Learn the basics of airline perks
Airlines have tons of benefits and perks, but you need to learn how to use them to your advantage. I learned how to take advantage of airline credit cards in a fiscally responsible way to earn a ton of miles on purchases I was already making. Read the websites of reputable airline experts to learn the basics. When I did that, I started earning free flights (helping out greatly with the whole saving-money thing), and got other perks, such as passes to lounges around the world.
Have the right gear
What makes a trip more costly and complicated? When you don’t have the right stuff, and you need to make expensive purchases right before your trip. When I started traveling more, I slowly built up an arsenal of vital high-quality travel gear. This includes a quality backpacking backpack, portable charger, my 32oz Wide Mouth Sustain Nalgene bottle, and excellent walking shoes. Now, whenever I plan a trip, I just need to pack and I’m ready to go.
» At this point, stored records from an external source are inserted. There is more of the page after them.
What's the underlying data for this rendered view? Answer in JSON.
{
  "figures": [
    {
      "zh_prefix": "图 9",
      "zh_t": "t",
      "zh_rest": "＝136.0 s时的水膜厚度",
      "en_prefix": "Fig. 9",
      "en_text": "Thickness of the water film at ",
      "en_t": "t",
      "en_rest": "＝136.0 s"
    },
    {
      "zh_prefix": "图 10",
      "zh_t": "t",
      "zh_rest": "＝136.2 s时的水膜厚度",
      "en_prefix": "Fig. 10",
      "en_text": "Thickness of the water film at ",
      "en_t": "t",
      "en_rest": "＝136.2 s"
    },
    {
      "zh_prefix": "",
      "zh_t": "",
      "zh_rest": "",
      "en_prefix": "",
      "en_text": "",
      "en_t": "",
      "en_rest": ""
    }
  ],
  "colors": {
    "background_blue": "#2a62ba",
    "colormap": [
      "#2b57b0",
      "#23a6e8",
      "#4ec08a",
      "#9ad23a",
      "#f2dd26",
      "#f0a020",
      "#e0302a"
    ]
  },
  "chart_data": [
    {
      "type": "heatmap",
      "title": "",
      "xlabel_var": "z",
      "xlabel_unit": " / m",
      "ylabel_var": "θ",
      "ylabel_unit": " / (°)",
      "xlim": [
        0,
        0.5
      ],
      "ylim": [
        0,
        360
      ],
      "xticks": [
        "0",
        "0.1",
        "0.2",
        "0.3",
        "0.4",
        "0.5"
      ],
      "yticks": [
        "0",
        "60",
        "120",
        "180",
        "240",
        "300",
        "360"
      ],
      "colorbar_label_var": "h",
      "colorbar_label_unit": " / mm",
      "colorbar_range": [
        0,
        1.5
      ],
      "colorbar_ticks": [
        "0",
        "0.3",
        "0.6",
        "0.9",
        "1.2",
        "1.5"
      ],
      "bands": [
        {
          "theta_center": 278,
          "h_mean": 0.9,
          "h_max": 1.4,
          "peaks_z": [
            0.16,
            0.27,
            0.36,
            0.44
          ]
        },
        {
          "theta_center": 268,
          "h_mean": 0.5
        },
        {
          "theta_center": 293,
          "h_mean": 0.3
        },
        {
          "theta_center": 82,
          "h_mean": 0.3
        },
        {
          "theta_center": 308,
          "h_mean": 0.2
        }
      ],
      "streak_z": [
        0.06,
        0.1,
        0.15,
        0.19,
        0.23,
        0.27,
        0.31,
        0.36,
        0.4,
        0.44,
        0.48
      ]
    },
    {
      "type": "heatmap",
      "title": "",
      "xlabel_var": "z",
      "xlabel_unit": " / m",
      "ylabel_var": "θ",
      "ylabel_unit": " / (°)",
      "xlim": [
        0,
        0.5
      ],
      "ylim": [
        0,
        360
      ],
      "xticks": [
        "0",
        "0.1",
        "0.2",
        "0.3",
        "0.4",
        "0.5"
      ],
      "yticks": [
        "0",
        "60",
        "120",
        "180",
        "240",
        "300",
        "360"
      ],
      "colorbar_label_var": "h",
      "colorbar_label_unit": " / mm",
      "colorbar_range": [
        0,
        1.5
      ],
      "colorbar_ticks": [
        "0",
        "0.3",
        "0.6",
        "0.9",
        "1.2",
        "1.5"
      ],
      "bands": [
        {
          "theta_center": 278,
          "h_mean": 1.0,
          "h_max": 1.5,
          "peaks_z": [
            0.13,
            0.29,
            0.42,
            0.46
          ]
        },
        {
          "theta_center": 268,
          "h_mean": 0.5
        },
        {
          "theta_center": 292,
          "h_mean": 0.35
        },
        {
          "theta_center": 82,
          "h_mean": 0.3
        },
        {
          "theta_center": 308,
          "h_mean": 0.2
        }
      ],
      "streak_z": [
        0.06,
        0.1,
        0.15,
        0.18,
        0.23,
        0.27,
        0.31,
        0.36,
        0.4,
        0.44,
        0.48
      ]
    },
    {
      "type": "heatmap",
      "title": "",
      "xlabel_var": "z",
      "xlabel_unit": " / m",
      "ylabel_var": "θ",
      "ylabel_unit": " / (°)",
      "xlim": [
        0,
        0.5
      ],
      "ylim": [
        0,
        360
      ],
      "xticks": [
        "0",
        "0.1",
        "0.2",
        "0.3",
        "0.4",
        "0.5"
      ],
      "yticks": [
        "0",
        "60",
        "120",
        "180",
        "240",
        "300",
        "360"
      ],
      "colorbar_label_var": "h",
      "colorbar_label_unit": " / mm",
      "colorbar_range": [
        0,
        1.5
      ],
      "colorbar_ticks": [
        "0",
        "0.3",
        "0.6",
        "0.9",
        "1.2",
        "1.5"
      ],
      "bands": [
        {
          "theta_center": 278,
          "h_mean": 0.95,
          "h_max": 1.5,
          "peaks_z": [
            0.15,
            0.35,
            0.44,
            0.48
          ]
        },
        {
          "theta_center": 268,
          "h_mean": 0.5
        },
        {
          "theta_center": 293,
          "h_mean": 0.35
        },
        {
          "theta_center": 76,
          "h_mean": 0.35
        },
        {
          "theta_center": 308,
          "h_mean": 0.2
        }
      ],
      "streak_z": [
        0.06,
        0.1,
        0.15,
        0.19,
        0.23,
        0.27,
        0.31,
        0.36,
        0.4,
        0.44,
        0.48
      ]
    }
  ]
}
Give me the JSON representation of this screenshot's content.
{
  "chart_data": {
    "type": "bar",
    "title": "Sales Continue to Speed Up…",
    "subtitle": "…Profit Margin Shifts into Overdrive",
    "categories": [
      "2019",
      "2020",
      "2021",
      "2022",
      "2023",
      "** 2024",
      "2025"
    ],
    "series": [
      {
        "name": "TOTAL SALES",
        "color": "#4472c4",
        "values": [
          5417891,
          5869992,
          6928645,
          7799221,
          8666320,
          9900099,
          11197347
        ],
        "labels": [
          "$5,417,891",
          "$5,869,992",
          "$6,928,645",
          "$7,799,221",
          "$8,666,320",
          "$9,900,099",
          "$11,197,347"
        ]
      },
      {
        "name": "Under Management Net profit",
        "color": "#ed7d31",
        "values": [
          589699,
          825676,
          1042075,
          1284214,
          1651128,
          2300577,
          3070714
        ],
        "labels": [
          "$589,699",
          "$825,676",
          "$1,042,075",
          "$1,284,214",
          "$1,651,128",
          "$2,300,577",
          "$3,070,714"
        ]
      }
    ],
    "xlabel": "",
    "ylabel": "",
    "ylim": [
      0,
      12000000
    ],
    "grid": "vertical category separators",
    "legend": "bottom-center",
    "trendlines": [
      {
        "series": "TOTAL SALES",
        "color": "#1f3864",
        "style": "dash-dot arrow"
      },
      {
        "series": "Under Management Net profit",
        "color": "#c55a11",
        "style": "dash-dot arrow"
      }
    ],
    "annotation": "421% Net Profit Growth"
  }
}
Becoming a digital nomad for me was never necessarily my end goal, and it was not always my dream. What I dreamed of was a life where I had uninhibited freedom, where I was able to spend more time outside and on adventures, and I had the means to support myself. This ultimately translated into life as a digital nomad.
Before I started living this lifestyle, I always wondered what happened “after” someone took time off to travel, or what they did next. I now see that for myself, there is no “after,” because I am still “here.” Maybe there will one day be a moment when I hang up my trusty backpack for good, and return to life as a Weekend Warrior. But that day is certainly not today.